What is a vaginal vault prolapse?

Vaginal vault prolapse commonly occurs following a hysterectomy (removal of the uterus (womb)). Because the uterus provides support for the top of the vagina, this condition occurs in up to 40% of women after a hysterectomy.

In a vaginal vault prolapse, the top of the vagina gradually falls toward the vaginal opening. Eventually, the top of the vagina may protrude out of the body through the vaginal opening, effectively turning the vagina inside out. A vaginal vault prolapse is often accompanied by the weakness and prolapse of walls of the vagina.

Diagnosis of a vault prolapse

Diagnosis is made on the basis of the symptoms and vaginal examination in clinic. Other tests may be needed to find or rule out problems with your bladder.

Treatment of a vault prolapse

A vaginal vault prolapse is a defect that occur highs in the vagina, entailing a surgical approach through either the vagina or the abdomen.
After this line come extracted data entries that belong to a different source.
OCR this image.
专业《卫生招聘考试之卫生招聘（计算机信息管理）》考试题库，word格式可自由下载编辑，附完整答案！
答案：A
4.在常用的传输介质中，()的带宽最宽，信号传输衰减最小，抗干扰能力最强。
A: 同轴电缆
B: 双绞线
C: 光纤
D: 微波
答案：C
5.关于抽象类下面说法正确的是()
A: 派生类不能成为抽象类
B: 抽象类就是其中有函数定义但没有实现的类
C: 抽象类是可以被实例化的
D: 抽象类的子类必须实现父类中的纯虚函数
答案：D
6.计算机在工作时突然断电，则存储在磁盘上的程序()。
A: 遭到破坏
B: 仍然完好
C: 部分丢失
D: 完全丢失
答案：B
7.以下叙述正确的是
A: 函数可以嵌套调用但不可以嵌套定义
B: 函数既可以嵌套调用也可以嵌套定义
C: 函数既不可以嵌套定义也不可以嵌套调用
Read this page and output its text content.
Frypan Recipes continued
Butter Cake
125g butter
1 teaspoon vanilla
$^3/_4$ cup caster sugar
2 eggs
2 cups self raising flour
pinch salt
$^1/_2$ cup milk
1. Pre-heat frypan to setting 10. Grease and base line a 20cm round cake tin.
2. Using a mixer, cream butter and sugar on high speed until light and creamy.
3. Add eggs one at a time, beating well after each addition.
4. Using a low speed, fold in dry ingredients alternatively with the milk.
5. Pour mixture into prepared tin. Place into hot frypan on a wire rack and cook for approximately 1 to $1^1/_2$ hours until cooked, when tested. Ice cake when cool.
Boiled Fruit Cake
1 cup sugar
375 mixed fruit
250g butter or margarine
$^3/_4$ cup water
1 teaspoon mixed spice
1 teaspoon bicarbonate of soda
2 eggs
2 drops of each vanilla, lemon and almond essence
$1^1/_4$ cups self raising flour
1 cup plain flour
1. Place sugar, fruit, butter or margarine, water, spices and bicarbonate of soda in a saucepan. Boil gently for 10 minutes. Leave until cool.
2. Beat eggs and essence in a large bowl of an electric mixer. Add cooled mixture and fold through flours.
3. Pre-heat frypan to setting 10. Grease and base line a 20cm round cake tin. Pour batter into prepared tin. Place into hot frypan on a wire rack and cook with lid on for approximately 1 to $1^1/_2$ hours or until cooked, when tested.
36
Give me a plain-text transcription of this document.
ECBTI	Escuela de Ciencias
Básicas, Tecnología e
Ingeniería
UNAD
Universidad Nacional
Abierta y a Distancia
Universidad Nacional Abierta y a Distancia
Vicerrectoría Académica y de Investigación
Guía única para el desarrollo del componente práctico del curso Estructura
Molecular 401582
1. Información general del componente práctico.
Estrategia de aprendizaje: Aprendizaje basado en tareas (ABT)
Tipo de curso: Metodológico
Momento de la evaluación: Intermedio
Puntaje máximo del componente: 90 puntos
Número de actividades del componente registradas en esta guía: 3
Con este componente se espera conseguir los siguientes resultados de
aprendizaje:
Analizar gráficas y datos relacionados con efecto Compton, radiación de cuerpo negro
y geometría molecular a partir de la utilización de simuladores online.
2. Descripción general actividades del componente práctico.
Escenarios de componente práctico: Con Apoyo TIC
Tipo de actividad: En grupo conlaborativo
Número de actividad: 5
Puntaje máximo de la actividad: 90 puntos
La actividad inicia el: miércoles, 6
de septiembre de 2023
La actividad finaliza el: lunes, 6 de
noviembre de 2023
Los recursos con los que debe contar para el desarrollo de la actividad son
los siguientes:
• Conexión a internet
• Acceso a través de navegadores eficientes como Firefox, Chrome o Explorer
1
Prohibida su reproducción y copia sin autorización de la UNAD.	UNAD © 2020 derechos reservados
Generally, the abdomen is the entry of choice for a severe vaginal vault prolapse.

The surgical procedure for correction of vault prolapse is a sacrocolpopexy, in which the surgeon attaches the vagina to a strong ligament over the backbone using a special mesh. This procedure can be performed either as a keyhole operation (laparoscopic sacrocolpopexy) or as an open procedure.

Oxford is one of few centres in the UK that can offer the laparoscopic technique, as it requires a high level of laparoscopic skills and special equipment. We perform many laparoscopic sacrocolpopexy operations and have published our results in peer-reviewed journals.